Sure, there are recipes gone awry, and mistakes aplenty. It’s all part of the process, and I’m sure even the great Martha Stewart burns things once in a while.

I fully recognize how fortunate I am to have the luxury of time to expend on this hobby, since my kids are older and I don’t work full time. And please don’t be fooled into thinking that I always have my act together, even in the absence of a frantic carpooling schedule; there are plenty of days, weeks, and sometimes even months, when there is no weekly menu and I’m digging through the freezer in the hopes of finding something to defrost—or reaching for the Annie’s Mac and Cheese. But when I have the time and the motivation, and I’m able to make some of that culinary magic, the sense of satisfaction is immense. 


My family has always been proud of my running, but they get really excited when I make them cookies.

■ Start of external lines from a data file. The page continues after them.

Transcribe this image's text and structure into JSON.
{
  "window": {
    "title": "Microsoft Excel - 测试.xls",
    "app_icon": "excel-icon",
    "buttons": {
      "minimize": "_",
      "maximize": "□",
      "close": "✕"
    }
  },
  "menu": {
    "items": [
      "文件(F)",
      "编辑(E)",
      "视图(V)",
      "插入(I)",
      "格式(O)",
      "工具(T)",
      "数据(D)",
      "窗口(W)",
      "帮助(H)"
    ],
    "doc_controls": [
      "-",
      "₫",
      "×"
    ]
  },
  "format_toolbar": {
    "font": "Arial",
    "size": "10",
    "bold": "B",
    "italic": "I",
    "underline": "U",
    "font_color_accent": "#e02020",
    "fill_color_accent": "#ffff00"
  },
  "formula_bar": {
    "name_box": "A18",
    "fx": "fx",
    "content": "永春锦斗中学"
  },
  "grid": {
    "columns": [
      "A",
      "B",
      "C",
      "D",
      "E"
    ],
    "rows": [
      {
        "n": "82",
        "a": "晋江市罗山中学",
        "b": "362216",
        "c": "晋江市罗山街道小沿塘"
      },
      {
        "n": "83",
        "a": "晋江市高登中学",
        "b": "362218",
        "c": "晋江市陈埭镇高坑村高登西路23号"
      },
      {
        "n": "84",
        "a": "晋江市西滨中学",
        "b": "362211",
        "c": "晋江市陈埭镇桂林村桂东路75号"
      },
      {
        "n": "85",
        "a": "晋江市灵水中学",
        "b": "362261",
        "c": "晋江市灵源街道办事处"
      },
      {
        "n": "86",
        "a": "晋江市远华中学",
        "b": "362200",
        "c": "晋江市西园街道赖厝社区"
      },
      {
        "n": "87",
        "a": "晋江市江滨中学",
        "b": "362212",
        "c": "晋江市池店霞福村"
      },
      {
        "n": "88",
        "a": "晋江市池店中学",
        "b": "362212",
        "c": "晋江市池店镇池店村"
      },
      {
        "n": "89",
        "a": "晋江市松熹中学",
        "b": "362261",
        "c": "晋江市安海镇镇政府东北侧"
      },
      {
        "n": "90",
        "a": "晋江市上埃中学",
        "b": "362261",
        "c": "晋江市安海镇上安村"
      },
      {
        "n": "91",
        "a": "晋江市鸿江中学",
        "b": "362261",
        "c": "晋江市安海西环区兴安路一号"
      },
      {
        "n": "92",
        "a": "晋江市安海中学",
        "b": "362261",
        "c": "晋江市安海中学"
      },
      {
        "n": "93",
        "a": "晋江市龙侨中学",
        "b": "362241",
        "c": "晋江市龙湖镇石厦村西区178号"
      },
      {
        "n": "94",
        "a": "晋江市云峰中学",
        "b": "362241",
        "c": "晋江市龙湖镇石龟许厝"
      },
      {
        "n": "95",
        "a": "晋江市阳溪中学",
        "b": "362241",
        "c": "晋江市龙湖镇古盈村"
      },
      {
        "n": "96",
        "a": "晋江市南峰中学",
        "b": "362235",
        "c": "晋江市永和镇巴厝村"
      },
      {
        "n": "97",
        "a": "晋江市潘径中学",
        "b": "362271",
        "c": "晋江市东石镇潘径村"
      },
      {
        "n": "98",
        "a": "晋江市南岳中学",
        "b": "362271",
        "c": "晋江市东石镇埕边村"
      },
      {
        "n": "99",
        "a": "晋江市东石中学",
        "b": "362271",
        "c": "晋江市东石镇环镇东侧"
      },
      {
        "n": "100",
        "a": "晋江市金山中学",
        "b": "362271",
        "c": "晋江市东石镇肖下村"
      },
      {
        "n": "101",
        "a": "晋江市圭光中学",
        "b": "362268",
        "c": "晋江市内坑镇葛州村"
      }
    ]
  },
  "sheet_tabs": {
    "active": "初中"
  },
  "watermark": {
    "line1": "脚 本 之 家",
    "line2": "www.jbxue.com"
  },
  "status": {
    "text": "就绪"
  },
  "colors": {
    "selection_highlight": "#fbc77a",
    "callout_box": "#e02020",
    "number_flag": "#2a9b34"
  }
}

Although I used to get sick of seeing people’s foodie Instagram posts, I now can’t help myself, and frequently share food photos. I’ve drawn inspiration for many meals by seeing other posts, and hopefully someone draws inspiration from mine – which is exactly how I think of all the running content I share. At this point in my life, taking the steps of planning, shopping for, and cooking meals is just as satisfactory as checking off workouts on a training plan but with far fewer aches and pains! In many ways, cooking has become my new running. 

But cooking is different in one important way: The act of creating a meal or even a simple batch of cookies brings comfort and happiness to not only me, but also to the people for whom it’s prepared. While my family has always been supportive of my running, my race medals definitely didn’t benefit them the way that a few dozen warm chocolate chip cookies does. In my new cooking race, we all win! 

Do you have a hobby you love as much (or more) than running? Tell us all about it.